Demystifier said:
But what is probability then about? About anything that satisfies the axioms of probability? My view is that, if a set of axioms does not really capture the concept that people originally had in mind before proposing the axioms, then it is the axioms, not the concept, that needs to be changed.
It's fair to say that the concept of probability that people originally had in mind involves a situation where there are several "possible" outcomes of some physical phenomena, but only one of the "possible" outcomes "actually" occurs. The concept of probability associated with such a situation involves a "tendency" for certain outcomes to actually happen that can be measured by a number, but the lack of any absolute guarantee that this number will correspond to the observed frequencies of the outcomes that actually do happen.
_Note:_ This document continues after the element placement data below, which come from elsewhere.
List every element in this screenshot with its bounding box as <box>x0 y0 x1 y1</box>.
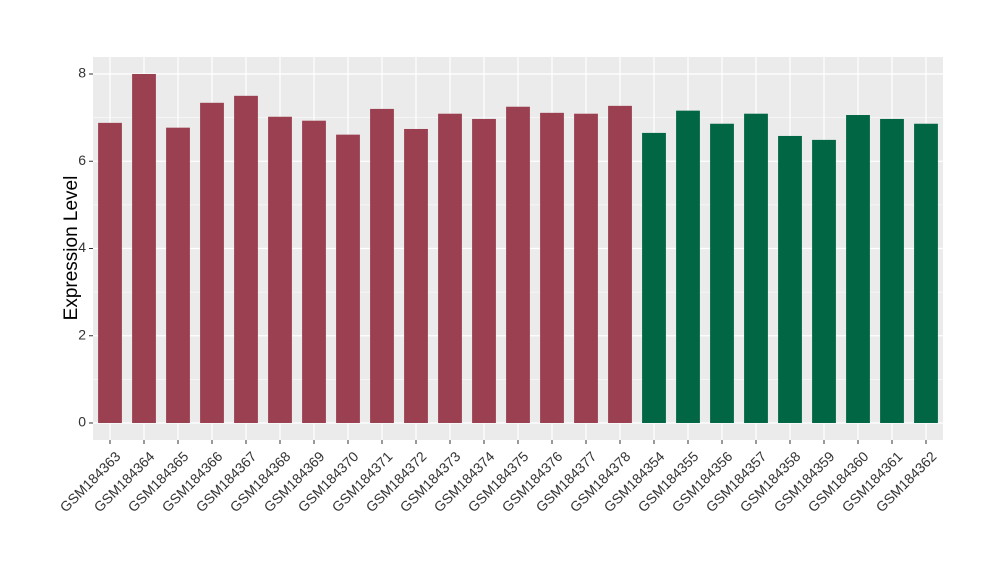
bar <box>642 132 666 423</box>
bar <box>914 123 938 423</box>
y-tick-label: 4 <box>78 239 86 255</box>
bar <box>540 112 564 423</box>
bar <box>438 113 462 423</box>
bar <box>336 134 360 423</box>
y-tick-label: 8 <box>78 65 86 81</box>
bar <box>846 115 870 423</box>
bar <box>710 123 734 423</box>
bar <box>302 120 326 423</box>
bar <box>506 106 530 423</box>
bar <box>574 113 598 423</box>
bar <box>744 113 768 423</box>
bar <box>132 74 156 423</box>
y-tick-label: 6 <box>78 152 86 168</box>
y-axis-title: Expression Level <box>61 176 82 321</box>
bar <box>200 102 224 423</box>
y-tick-label: 2 <box>78 326 86 342</box>
bar <box>608 105 632 423</box>
bar <box>676 110 700 423</box>
bar <box>370 108 394 423</box>
bar <box>880 118 904 423</box>
bar <box>166 127 190 423</box>
bar <box>98 122 122 423</box>
bar <box>812 139 836 423</box>
y-tick-label: 0 <box>78 414 86 430</box>
bar <box>472 118 496 423</box>
bar <box>778 135 802 423</box>
bar <box>404 128 428 423</box>
bar <box>268 116 292 423</box>
bar <box>234 95 258 423</box>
This is still how many people applying probability theory think of probability.
However, such thoughts involve the complicated metaphysical concepts of "possible" as distinct from "actual". There is not yet any ( well known) system of mathematics that formalizes these metaphysical concepts and
also provides anything useful for applications that the Kolmogorov approach doesn't already supply.
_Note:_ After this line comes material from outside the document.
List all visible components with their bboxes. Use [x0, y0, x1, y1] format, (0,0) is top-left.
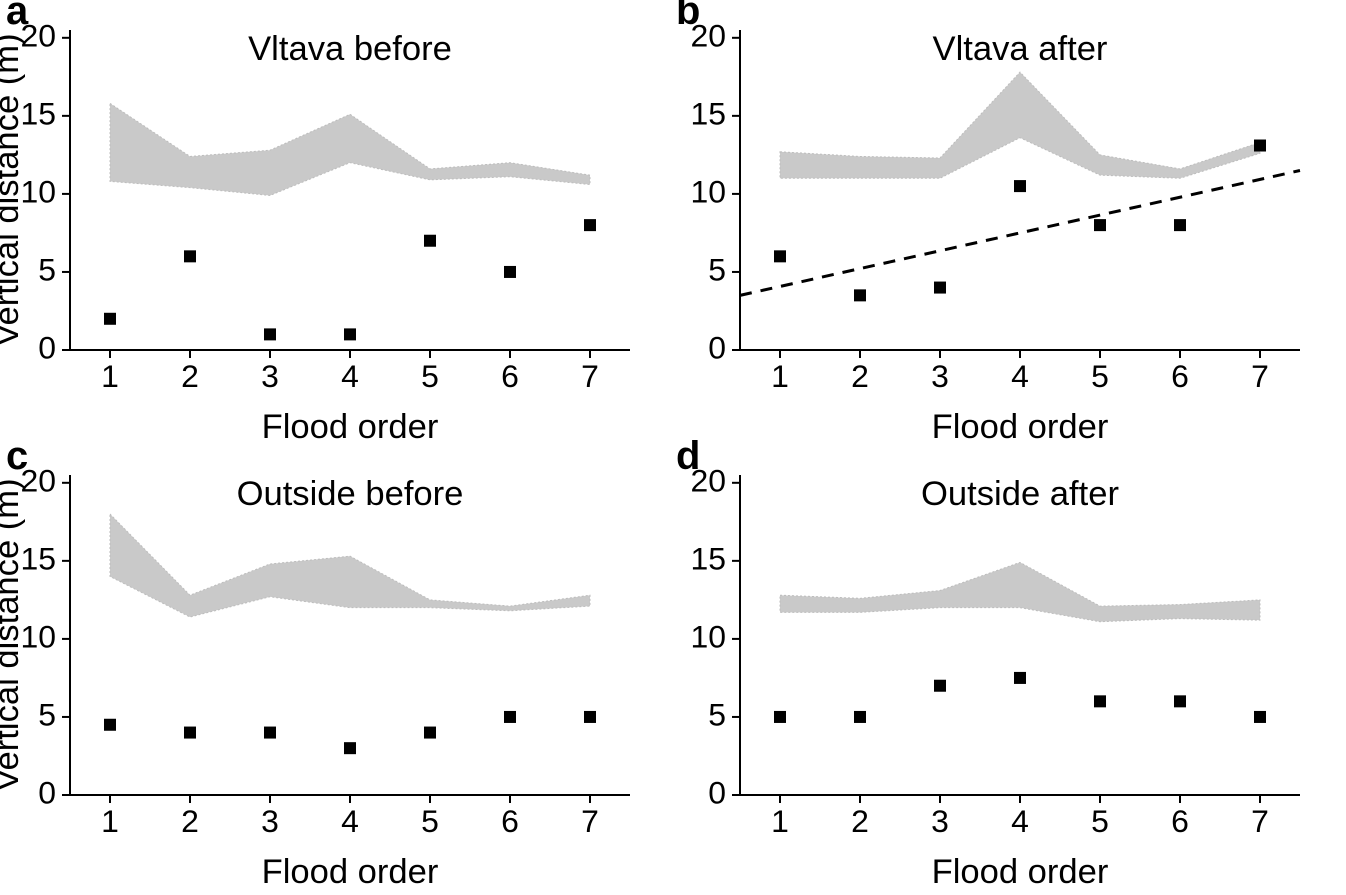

The Kolomogorov approach ( measure theory) provides a reliable basis for proving theorems about probabilities. The price of this approach is that probability theory is essentially circular. We have theorems that say if certain probabilities are such-and-such then the
probabilities of other things are so-and-so. Any interpretation of probability theory as a guarantee of what will
actually happen is outside this theory. It falls under whatever field of science deals with the problem to which the theory is applied.
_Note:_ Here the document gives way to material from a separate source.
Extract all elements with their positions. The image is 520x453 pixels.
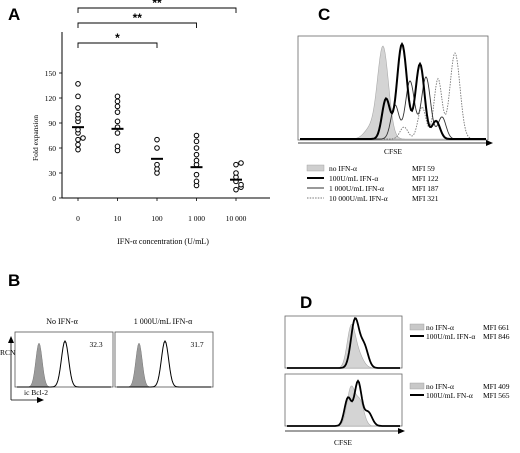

It seems to me that in physics there is a long tradition of attempts to formulate theories of probability on the basis of
actual frequencies of outcomes. For example, if we consider tossing a fair coin as a physical event, then such a theory would tell us to consider the "ensemble" of tossed coins. The ensemble must be an
actual thing. It may involve all fair coins that have been tossed in past and all that will be tossed in the future, and coins tossed on other planets etc. In this actual ensemble of fair coins there is an actual frequency that have (or will) land heads. So this frequency is a specific number if the ensemble is finite. (If the ensemble isn't finite, we have more conceptual work to do.)
These ensemble theories do not explain taking independent samples from the ensemble unless we add further structure to theory. (For example, why won't the sub-ensemble corresponding to one experimenter's tosses all come out heads?) So we need the ensemble to be distributed in space and time (e.g. among various labs and among various times-of-day) in some way that mimics the appearance of independent trials.